Question

A convex mirror used in a bus has radius of curvature 3.5 metre and if the driver of the bus locate a car at 10 metre behind the bus find the position nature and size of the image of the car.​

Answer 1

Solution:

Here,

$R = 3.5m$

$f = \frac{r}{2} = \frac{3.5}{2} = 1.75m$

$u = - 10.0m$

Step1: Determination of the position of the car.

Using,

$\frac{1}{u} + \frac{1}{v} = \frac{1}{f}$

$\frac{1}{v} = \frac{1}{f} - \frac{1}{u}$

$\frac{1}{v} = \frac{1}{1.75} - \frac{1}{( - 10)}$

$\frac{1}{v} = \frac{1}{1.75} + \frac{1}{10} \ = \frac{47}{70}$

$v = \frac{70}{47} = 1.49m$

Thus, the car appears to be at 1.49m from the convex mirror.

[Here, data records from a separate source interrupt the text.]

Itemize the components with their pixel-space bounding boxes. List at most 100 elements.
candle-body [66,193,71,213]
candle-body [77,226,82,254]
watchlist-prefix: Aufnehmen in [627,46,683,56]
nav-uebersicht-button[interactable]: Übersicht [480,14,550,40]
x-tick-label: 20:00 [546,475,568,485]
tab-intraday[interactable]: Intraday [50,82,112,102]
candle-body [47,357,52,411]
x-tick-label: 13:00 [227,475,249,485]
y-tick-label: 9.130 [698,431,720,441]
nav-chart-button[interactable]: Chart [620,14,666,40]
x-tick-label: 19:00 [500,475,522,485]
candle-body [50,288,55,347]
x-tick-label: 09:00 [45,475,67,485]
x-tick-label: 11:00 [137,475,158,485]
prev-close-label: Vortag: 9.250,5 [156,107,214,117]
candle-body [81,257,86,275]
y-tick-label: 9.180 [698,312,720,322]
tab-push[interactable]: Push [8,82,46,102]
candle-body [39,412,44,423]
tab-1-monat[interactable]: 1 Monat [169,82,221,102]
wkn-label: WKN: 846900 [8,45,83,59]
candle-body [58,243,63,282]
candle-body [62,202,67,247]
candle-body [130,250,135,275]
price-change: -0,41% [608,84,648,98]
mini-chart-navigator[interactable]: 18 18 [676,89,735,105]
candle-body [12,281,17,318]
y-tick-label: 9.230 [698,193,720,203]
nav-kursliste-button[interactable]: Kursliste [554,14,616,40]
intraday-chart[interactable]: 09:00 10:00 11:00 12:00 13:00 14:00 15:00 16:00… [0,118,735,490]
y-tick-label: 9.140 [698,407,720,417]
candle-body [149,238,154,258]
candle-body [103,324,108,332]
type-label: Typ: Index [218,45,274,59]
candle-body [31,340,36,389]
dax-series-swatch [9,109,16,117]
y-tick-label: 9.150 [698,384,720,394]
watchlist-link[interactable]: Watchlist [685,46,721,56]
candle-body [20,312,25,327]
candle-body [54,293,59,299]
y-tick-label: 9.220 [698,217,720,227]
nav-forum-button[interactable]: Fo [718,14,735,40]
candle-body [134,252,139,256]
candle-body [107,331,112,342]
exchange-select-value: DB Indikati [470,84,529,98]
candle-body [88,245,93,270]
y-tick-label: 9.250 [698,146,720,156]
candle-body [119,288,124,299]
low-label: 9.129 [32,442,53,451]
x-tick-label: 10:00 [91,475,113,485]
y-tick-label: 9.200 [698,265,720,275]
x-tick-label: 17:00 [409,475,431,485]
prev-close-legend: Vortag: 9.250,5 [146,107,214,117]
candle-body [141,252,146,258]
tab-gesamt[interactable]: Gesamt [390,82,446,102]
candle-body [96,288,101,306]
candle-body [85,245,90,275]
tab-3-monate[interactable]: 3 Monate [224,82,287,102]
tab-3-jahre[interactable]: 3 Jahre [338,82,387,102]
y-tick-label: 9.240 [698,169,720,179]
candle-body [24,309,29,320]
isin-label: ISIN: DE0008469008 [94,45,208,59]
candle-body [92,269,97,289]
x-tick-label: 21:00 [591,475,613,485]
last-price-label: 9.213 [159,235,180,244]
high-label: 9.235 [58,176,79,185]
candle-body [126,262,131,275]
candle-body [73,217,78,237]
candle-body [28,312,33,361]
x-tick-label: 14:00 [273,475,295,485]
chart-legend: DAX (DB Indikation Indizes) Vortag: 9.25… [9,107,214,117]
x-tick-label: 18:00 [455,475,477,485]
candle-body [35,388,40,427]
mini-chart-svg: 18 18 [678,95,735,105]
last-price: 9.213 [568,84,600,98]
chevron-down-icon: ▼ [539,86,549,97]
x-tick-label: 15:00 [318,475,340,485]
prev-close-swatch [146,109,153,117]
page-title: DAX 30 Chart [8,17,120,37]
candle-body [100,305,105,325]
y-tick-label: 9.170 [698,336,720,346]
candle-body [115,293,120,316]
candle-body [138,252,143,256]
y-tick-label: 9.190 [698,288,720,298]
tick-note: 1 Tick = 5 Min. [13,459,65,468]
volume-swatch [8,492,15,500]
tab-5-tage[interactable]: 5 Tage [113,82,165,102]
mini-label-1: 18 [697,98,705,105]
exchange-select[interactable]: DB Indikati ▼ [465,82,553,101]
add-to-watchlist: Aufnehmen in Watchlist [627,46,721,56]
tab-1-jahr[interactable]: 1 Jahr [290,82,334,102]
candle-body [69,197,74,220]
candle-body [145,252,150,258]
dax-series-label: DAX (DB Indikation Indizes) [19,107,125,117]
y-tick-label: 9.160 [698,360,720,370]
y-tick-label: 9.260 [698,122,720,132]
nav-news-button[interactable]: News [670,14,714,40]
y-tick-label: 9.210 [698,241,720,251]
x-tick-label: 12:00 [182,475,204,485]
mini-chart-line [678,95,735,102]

Step2: Determination of the size and nature of the image.

Using,

$m = - \frac{v}{u}$

$m = \frac{ - 1.49}{( - 10)} = 0.149$

Thus, the size of the image of the car is 0.149 times the actual size of the car.

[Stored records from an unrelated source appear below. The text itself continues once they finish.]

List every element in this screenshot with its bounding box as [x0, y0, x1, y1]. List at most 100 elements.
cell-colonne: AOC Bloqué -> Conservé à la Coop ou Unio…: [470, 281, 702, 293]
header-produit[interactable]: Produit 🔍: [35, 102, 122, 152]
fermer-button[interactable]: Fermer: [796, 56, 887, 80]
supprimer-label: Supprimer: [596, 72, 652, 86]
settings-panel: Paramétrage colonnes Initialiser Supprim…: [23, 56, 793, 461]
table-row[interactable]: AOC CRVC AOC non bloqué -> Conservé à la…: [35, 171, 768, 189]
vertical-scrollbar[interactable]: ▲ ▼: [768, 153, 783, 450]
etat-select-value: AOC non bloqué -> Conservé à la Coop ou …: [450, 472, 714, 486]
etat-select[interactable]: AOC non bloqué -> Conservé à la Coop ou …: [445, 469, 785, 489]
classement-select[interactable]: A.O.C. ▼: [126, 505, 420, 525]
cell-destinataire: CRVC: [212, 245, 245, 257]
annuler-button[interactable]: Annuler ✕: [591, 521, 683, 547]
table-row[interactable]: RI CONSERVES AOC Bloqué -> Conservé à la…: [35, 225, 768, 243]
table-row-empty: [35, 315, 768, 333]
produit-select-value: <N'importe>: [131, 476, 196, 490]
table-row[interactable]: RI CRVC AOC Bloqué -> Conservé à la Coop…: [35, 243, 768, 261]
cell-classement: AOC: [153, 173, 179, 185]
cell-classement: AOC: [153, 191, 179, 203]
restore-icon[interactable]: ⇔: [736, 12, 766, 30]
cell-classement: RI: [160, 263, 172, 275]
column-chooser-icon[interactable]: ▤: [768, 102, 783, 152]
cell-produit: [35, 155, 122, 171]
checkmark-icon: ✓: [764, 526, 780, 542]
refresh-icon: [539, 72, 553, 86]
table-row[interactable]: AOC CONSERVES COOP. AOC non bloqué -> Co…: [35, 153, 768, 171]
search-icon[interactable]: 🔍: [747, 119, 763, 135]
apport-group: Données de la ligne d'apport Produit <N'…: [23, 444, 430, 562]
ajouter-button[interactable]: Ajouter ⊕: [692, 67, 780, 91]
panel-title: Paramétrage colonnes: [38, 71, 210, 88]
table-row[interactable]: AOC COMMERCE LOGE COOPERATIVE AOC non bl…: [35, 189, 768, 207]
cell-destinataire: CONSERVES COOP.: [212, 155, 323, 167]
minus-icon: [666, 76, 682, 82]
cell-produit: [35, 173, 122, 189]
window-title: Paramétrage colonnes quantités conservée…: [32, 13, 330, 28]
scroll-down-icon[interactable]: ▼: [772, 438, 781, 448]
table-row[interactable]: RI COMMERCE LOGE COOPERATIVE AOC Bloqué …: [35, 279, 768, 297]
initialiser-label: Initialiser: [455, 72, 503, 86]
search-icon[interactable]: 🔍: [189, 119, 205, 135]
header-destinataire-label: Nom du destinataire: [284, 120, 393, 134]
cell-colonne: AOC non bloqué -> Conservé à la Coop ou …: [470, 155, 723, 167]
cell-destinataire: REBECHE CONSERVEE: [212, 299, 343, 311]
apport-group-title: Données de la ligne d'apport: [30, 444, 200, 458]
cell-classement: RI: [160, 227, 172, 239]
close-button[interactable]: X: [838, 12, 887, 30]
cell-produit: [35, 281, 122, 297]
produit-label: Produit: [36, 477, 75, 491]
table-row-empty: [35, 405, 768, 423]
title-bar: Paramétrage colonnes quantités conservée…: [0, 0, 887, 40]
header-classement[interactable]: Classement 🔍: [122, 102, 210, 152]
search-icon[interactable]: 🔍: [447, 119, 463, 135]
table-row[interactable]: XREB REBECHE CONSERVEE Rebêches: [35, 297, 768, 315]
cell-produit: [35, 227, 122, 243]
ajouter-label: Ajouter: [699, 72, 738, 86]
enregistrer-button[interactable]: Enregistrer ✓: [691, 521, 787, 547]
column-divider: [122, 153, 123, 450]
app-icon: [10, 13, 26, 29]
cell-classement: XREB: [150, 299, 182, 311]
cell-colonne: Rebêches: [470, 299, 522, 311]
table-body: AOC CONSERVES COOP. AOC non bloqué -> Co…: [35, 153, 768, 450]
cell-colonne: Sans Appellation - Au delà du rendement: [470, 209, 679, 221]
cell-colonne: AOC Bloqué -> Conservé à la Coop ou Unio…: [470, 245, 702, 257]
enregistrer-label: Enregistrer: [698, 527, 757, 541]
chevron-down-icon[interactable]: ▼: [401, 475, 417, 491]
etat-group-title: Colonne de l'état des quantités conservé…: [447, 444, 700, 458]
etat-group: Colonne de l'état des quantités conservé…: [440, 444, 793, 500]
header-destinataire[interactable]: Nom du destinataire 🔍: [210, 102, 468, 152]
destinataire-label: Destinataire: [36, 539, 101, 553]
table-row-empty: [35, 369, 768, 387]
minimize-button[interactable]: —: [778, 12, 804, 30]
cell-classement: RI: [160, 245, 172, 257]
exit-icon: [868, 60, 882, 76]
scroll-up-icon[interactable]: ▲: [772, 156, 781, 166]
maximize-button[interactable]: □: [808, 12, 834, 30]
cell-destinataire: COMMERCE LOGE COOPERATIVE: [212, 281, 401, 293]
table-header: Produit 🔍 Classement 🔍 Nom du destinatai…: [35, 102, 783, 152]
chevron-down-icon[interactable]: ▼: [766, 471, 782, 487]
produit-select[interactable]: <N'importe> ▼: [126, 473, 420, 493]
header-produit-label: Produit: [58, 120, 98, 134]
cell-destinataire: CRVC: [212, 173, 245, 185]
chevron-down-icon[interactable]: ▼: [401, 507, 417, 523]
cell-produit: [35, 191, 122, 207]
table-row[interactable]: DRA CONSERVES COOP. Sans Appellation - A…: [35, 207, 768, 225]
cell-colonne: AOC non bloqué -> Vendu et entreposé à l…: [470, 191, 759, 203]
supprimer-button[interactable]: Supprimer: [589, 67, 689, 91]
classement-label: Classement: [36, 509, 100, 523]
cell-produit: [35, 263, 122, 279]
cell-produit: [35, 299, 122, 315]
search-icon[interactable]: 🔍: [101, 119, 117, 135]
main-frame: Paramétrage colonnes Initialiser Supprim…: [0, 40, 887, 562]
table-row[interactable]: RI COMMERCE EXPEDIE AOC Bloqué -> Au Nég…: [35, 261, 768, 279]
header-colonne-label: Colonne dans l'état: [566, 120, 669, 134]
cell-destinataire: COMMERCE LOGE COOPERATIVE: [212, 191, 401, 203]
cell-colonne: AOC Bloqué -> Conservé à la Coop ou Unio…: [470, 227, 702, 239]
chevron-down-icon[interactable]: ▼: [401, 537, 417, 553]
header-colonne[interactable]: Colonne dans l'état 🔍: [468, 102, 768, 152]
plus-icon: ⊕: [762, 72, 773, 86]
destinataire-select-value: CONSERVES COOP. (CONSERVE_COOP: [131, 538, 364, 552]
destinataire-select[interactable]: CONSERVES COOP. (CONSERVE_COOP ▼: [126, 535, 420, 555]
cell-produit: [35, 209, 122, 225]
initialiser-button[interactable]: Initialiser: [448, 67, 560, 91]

Since, 'm' is positive, so image of the car is erect or upright.

Answer 2

ANSWER

Given,

Radius of Curvature, r = 3.5cm

Object distance i.e distance of mirror from car is -10m.(u)

Now we know that >

Focal length, f = $\dfrac{3.5}{2}$

=> f = 1.75 cm.

Image distance, v =?

Now, by using mirror formula we have >

$\dfrac{1}{v} + \dfrac{1}{u} = \dfrac{1}{f}$

$\implies \dfrac{1}{v} - \dfrac {1}{10} = \dfrac{1}{1.75}$

$\implies \dfrac{1}{v} =\dfrac {1}{1.75} + \dfrac {1}{10}$

$\implies \dfrac{1}{v} =+0.67 cm$

$\implies v =+ 1.49cm$

Hence the image is formed at a distance of 1.49cm from focal length.

Now,

magnification = $\dfrac{ - height\:of\:image}{height\:of\:Object}$

$\implies m =\dfrac{-v}{u}$

$\implies m = \dfrac{-(-1.49)} {10}$

$\implies m = +0.149$

Hence the height of image is 0.149 times more than object height.

Since, magnification is positive and image distance is also positive,hence the image formed is virtual,erect and smaller in size than the object.